Ahu'ula (Treasured Feather Cape)
Bird catching was an esteemed profession in old Hawaii, and the feathers gathered were offered as tax payments to rulers. Red and yellow feathers were especially prized, though not easily acquired, as the birds were small in size. Feathered cloaks like this one became symbols of rank and status, and were worn into battle by royalty.
Mahi'ole (Feather Helmet)
Unique to Hawaii, feather-covered helmets completed the feather capes worn by the highest-ranking leaders. While the helmets of leaders of lesser rank lacked feathers, they were often adorned with ornaments and woven decorations.
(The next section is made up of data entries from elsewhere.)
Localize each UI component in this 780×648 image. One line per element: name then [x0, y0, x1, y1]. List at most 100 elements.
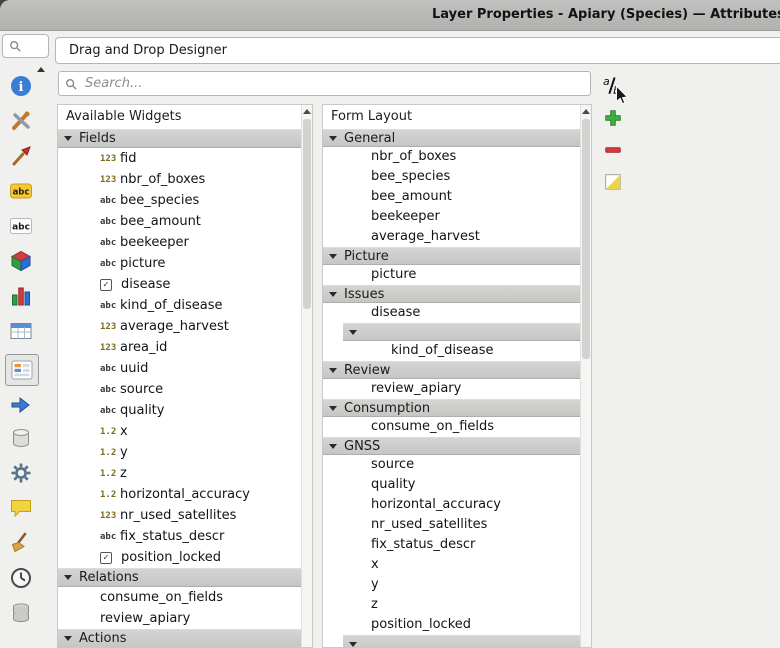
form-field-item[interactable]: disease [323, 303, 581, 323]
form-field-item[interactable]: horizontal_accuracy [323, 495, 581, 515]
split-square-button[interactable] [601, 170, 625, 194]
text-field-icon: abc [100, 217, 120, 227]
widget-item[interactable]: abcquality [58, 400, 302, 421]
available-widgets-scrollbar[interactable] [301, 105, 312, 647]
form-field-item[interactable]: quality [323, 475, 581, 495]
form-field-item[interactable]: review_apiary [323, 379, 581, 399]
widget-item[interactable]: abckind_of_disease [58, 295, 302, 316]
remove-container-button[interactable] [601, 138, 625, 162]
information-icon[interactable]: i [5, 74, 37, 98]
rendering-icon[interactable] [5, 531, 37, 555]
svg-text:i: i [19, 80, 24, 95]
ab-alias-toggle-button[interactable]: ab [600, 74, 624, 98]
minus-icon [603, 140, 623, 160]
group-label: Relations [79, 570, 139, 585]
search-input[interactable] [83, 75, 584, 92]
split-square-icon [603, 172, 623, 192]
widget-item[interactable]: ✓disease [58, 274, 302, 295]
form-field-item[interactable]: kind_of_disease [323, 341, 581, 361]
widget-item[interactable]: ✓position_locked [58, 547, 302, 568]
widget-group-fields[interactable]: Fields [58, 129, 302, 148]
widget-item[interactable]: abcuuid [58, 358, 302, 379]
form-container-issues[interactable]: Issues [323, 285, 581, 303]
alias-a-glyph: a [603, 75, 610, 88]
scrollbar-thumb[interactable] [303, 119, 311, 309]
form-field-item[interactable]: average_harvest [323, 227, 581, 247]
form-container-unnamed[interactable] [343, 635, 581, 647]
form-field-item[interactable]: x [323, 555, 581, 575]
widget-item[interactable]: abcpicture [58, 253, 302, 274]
widget-item[interactable]: abcbee_species [58, 190, 302, 211]
collapse-triangle-icon [329, 444, 337, 449]
form-container-review[interactable]: Review [323, 361, 581, 379]
widget-item[interactable]: 123fid [58, 148, 302, 169]
form-container-unnamed[interactable] [343, 323, 581, 341]
widget-item[interactable]: abcbeekeeper [58, 232, 302, 253]
widget-item[interactable]: 123nr_used_satellites [58, 505, 302, 526]
widget-item[interactable]: 123nbr_of_boxes [58, 169, 302, 190]
form-container-general[interactable]: General [323, 129, 581, 147]
fields-icon[interactable] [5, 319, 37, 343]
3d-view-icon[interactable] [5, 249, 37, 273]
titlebar[interactable]: Layer Properties - Apiary (Species) — At… [0, 0, 780, 31]
widget-item[interactable]: 123area_id [58, 337, 302, 358]
form-container-gnss[interactable]: GNSS [323, 437, 581, 455]
designer-mode-select[interactable]: Drag and Drop Designer [55, 37, 780, 64]
form-field-item[interactable]: position_locked [323, 615, 581, 635]
source-icon[interactable] [5, 109, 37, 133]
form-field-item[interactable]: nr_used_satellites [323, 515, 581, 535]
widget-item[interactable]: 1.2z [58, 463, 302, 484]
form-field-item[interactable]: nbr_of_boxes [323, 147, 581, 167]
widget-item[interactable]: abcfix_status_descr [58, 526, 302, 547]
form-field-item[interactable]: beekeeper [323, 207, 581, 227]
variables-icon[interactable] [5, 601, 37, 625]
widget-item[interactable]: abcsource [58, 379, 302, 400]
collapse-triangle-icon [329, 406, 337, 411]
actions-icon[interactable] [5, 461, 37, 485]
form-field-item[interactable]: bee_amount [323, 187, 581, 207]
widget-item-label: uuid [120, 361, 148, 376]
scroll-up-arrow-icon[interactable] [303, 109, 311, 114]
form-field-item[interactable]: fix_status_descr [323, 535, 581, 555]
form-container-consumption[interactable]: Consumption [323, 399, 581, 417]
text-field-icon: abc [100, 364, 120, 374]
attributes-form-icon[interactable] [5, 354, 39, 386]
widget-item[interactable]: 1.2horizontal_accuracy [58, 484, 302, 505]
joins-icon[interactable] [5, 391, 37, 415]
widget-item-label: average_harvest [120, 319, 229, 334]
display-icon[interactable] [5, 496, 37, 520]
search-box [58, 71, 591, 96]
symbology-icon[interactable] [5, 144, 37, 168]
form-layout-scrollbar[interactable] [580, 105, 591, 647]
widget-item[interactable]: 123average_harvest [58, 316, 302, 337]
scrollbar-thumb[interactable] [582, 119, 590, 359]
text-field-icon: abc [100, 259, 120, 269]
widget-item-label: kind_of_disease [120, 298, 223, 313]
widget-item[interactable]: review_apiary [58, 608, 302, 629]
text-field-icon: abc [100, 406, 120, 416]
form-field-item[interactable]: bee_species [323, 167, 581, 187]
form-field-item[interactable]: consume_on_fields [323, 417, 581, 437]
widget-item[interactable]: 1.2y [58, 442, 302, 463]
form-field-item[interactable]: y [323, 575, 581, 595]
temporal-icon[interactable] [5, 566, 37, 590]
widget-group-relations[interactable]: Relations [58, 568, 302, 587]
form-field-item[interactable]: picture [323, 265, 581, 285]
form-container-picture[interactable]: Picture [323, 247, 581, 265]
diagrams-icon[interactable] [5, 284, 37, 308]
auxiliary-storage-icon[interactable] [5, 426, 37, 450]
scroll-up-arrow-icon[interactable] [582, 109, 590, 114]
masks-icon[interactable]: abc [5, 214, 37, 238]
container-label: GNSS [344, 439, 380, 454]
labels-icon[interactable]: abc [5, 179, 37, 203]
widget-item-label: z [120, 466, 127, 481]
form-field-item[interactable]: source [323, 455, 581, 475]
properties-filter-box[interactable] [2, 34, 49, 58]
widget-item[interactable]: 1.2x [58, 421, 302, 442]
widget-item[interactable]: consume_on_fields [58, 587, 302, 608]
add-container-button[interactable] [601, 106, 625, 130]
widget-item[interactable]: abcbee_amount [58, 211, 302, 232]
sidebar-scroll-up-button[interactable] [37, 67, 45, 72]
widget-group-actions[interactable]: Actions [58, 629, 302, 647]
form-field-item[interactable]: z [323, 595, 581, 615]
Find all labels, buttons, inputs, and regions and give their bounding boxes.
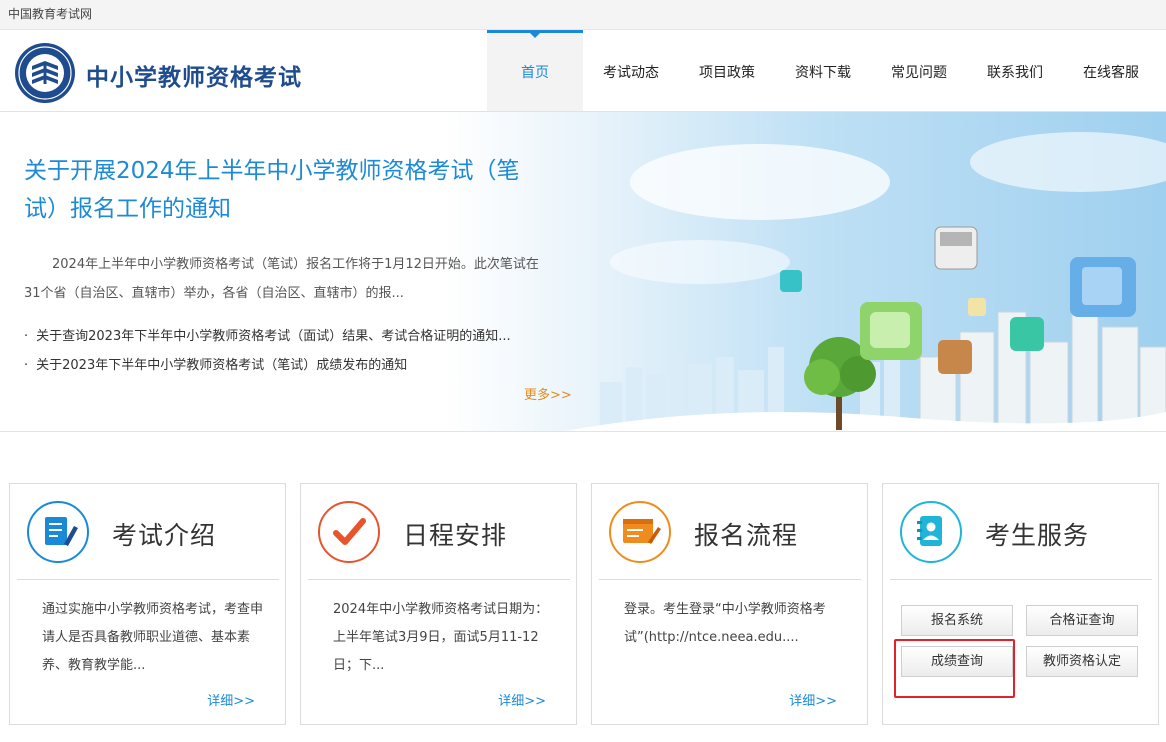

Lei Hulu (Feather Wreaths)
Lei hulu, prized ornaments of high-ranking women of ancient Hawaii, were worn around the neck or head. Those made of yellow feathers were the most valuable.
Lei Niho Palaoa (Whale Tooth Pendant)
Worn only by the highest-ranking leaders during occasions of great importance, Lei Nio Palaoa was made from the ivory teeth of sperm whales. They were carved into the shape of a tongue and fastened by a single cord of human hair wound many times to form a comfortable fit.
You’ll see a great collection of war weapons on display at our hotel, such as war clubs made from wood, bone and a combination of wood and stone. A few examples include wooden short spears, daggers, tripping weapons and slings, and long spears.
Ancient Hula Instruments
Music is very important to the Hawaiian culture, which is why we also have a variety of ancient hula instruments for you to view. These include feather gourd rattles called Uli Uli, a bamboo pipe, gourd drum, musical bow, nose flute, gourd whistle, shell trumpet, stone castanets, treadle board, split bamboo, and hula sticks.
Domestic & Agricultural Artifacts
Another part of our historical display is a cross-section of an imu (underground oven) and a lu'au, digging tool. Also included are examples of stone poi pounders, two- and three-pronged fishing spears, ancient fishnets, and fishhooks.